O rubro-negro, que não sofria um placar elástico há mais de um ano, já sofre a
segunda goleada em apenas três meses de trabalho. É algo inaceitável, que precisa
ser estancado.
E dessa vez Bría,
desnorteado, abusou do direito de errar. Improvisou o lento Rondinelli na
lateral-direita. Barrou Peu, justamente o melhor jogador do Flamengo no
campeonato. E, para completar, promoveu o retorno de Carpegiani, gordo e completamente
fora de forma, à equipe. Como o que inicia errado normalmente se agrava,
Rondinelli ainda saiu lesionado durante o jogo, o que fez Bría recorrer a nova
improvisação, dessa vez com o novato Mozer. Completamente desfigurado, o time
foi presa fácil para os paranaenses. Massacrado pelas críticas, Bría resolve
dar um ponto final à sua participação como treinador.
Acertam que Bría
seguirá no comando até que o clube encontre um substituto. E o caso não vaza à
imprensa. Dias depois, o Flamengo anuncia a contratação de Dino Sani, renomado
treinador que vem de vitoriosos trabalhos no Uruguai e no México, e acaba de se
desvincular de seu clube, o Puebla-MEX. Dino é apresentado e iniciará seus
trabalhos na Terceira Fase. Antes disso, Bría precisa classificar o Flamengo em
uma chave que, com a goleada em Curitiba, ameaça se complicar.
O Flamengo já havia
vencido o Atlético-MG no Maracanã (2-1, em outra rara boa atuação) e empatado,
fora de casa, com o Uberaba-MG (1-1, com um controverso gol de Nunes). Após o desastre
contra o Colorado, um festejado empate com o Atlético no Mineirão (0-0), já com
os jogadores da Seleção de volta. Para depender de si, o rubro-negro precisa
vencer as duas partidas que restam no Maracanã, contra Uberaba e Colorado.
Parece simples.
Mas os dois jogos
se revelam dramáticos. O Flamengo não vê a cor da bola no primeiro tempo contra
o Uberaba e desce pro vestiário com um humilhante 0-2 luzindo no placar. Todos
os onze jogadores, sem exceção (Zico inclusive), são vaiados. O time volta mordido,
voando, clamando por sangue e, em apenas 25 minutos, já está vencendo por 4-2,
placar que se mantém até o final.
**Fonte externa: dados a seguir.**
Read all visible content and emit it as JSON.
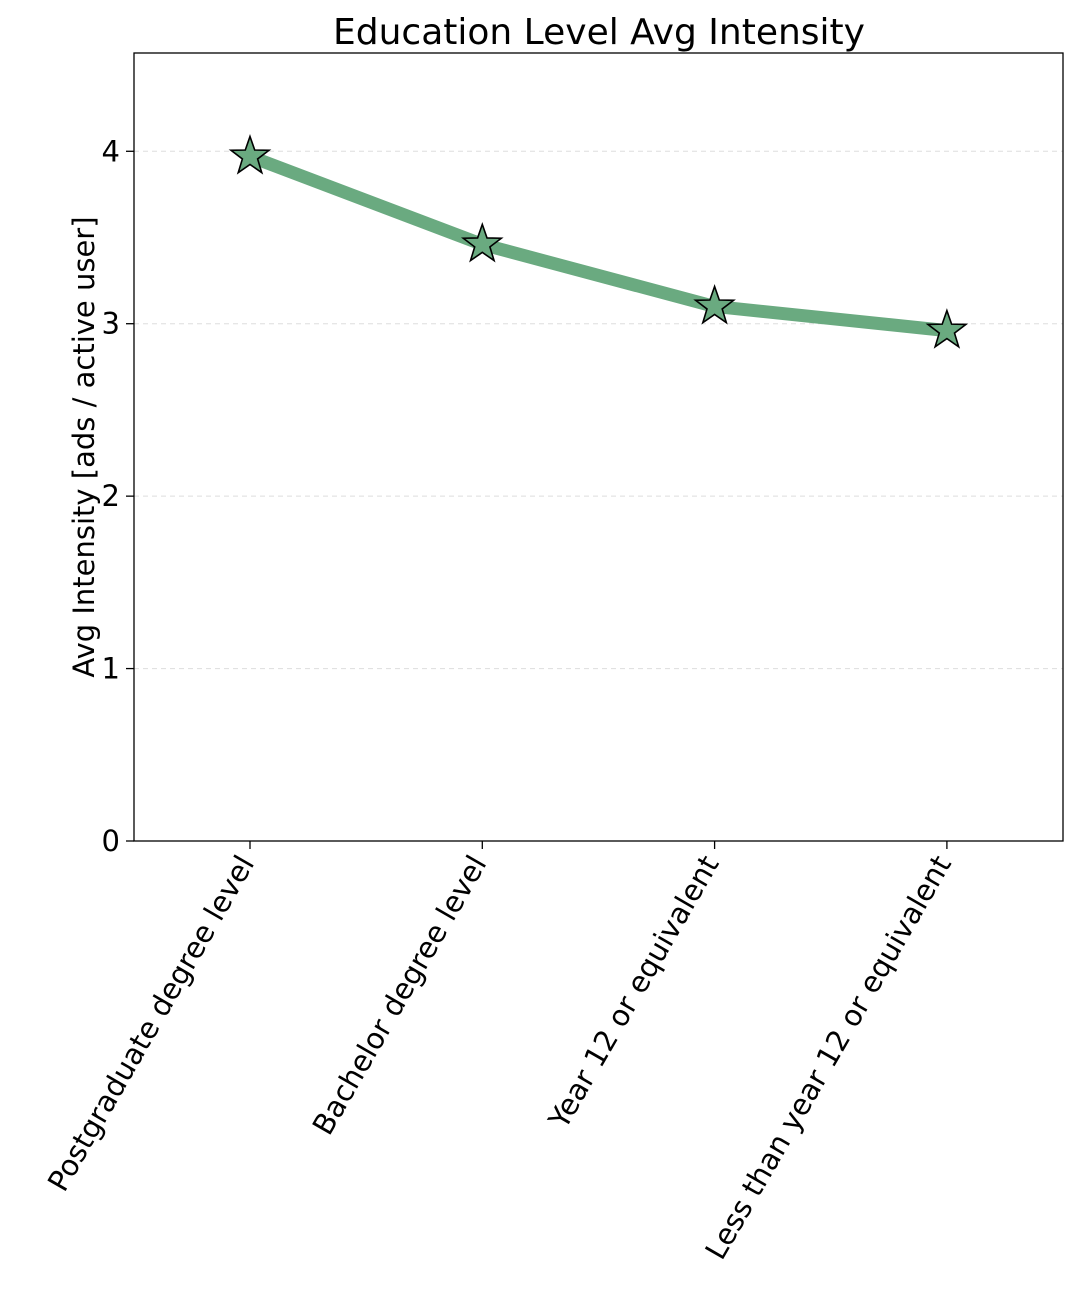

Agora é vencer o Colorado e ratificar a vaga.
Mas o Flamengo é
atrapalhado por um infantil desejo de vingar a goleada no Paraná. Nervosos, os
jogadores perdem oportunidades fáceis e caem na armadilha do matreiro time
paranaense, repleto de jogadores rodados e manhosos. Num contragolpe no final
da Primeira Etapa, o Colorado abre o placar. Tranca-se num ferrolho. A
classificação está ameaçada. O time precisa ao menos empatar. Mas o goleiro
Joel Mendes começa a defender sistematicamente tudo. O relógio vai correndo,
célere, até que, a pouco menos de 15 minutos do fim, Zico, em duas jogadas
relâmpago e assustadoramente semelhantes, vira o jogo a 2-1, para alívio da
torcida.
Após o apito final,
o torcedor, talvez querendo demonstrar um reconhecimento ou mesmo revelar-se
cruel em sua ironia, grita entusiasticamente o nome de Bría, que ali se
despede. Emocionado, o treinador acena em retribuição. Vai voltar às Divisões
de Base, seguir seu emprego fixo no clube, onde permanecerá até se aposentar.
Sua passagem terá sido errática, plena de intempéries, infestada de obstáculos,
muitos dos quais custaram sua integridade física, mas, ao frigir dos ovos, o
paraguaio entrega ao seu sucessor um Flamengo classificado e em primeiro lugar.
Cumpre sua obrigação.
Ao paraguaio e, por
que não, ao torcedor, é o que, no fim, interessa.